Simulation of turbulent bubbly flow in pipes of different diameter

Many technical processes in industries such as chemical or electricity but also numerous natural phenomena involve multiphase flow. Due to the complex physics and the broad range of relevant length scales involved, it is a formidable task to achieve a better understanding of such flows. A detailed insight into the local flow field can be obtained from multiphase computational fluid dynamics, which therefore is a potentially valuable tool for the optimisation of existing and the design of new technical equipment. Such simulations are feasible within the Eulerian two-fluid framework of interpenetrating continua. Within this framework the interfacial transfer processes need to be modelled by suitable closure relations, many of which have been proposed in the literature. Predictions with multiphase CFD are only possible if a fixed set of closures is available that has been validated for a wide range of flow conditions and can therefore reliably be used also for unknown flow problems. As a safe starting point a baseline model applicable for adiabatic bubbly flows has recently been defined by Rzehak and Krepper (2013).

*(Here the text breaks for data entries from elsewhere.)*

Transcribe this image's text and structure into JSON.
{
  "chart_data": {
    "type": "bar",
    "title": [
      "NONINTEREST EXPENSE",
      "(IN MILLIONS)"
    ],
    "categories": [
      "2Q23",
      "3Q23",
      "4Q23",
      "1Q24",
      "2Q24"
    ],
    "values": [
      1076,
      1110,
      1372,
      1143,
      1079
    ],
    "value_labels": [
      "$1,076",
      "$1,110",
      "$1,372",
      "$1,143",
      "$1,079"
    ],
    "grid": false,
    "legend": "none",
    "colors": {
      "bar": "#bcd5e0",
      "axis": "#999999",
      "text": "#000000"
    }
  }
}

In this work we compare simulation results obtained using the baseline model with three different sets of experimental data for dispersed gas-liquid pipe flow given by Liu (1998), Shawkat et al. (2008), and Hosokawa and Tomiyama (2009). Air and water under similar flow conditions have been used in the different experiments, so that the main difference between the experiments is the variation of the pipe diameter from 25 mm to 200 mm. Overall all three experimental data sets are reasonably well reproduced by the simulation results, in particular in the bulk of the flow. The need for improved modelling of multiphase turbulence as well as wall effects manifests itself through larger differences with the experimental data in the near-wall region of the pipes.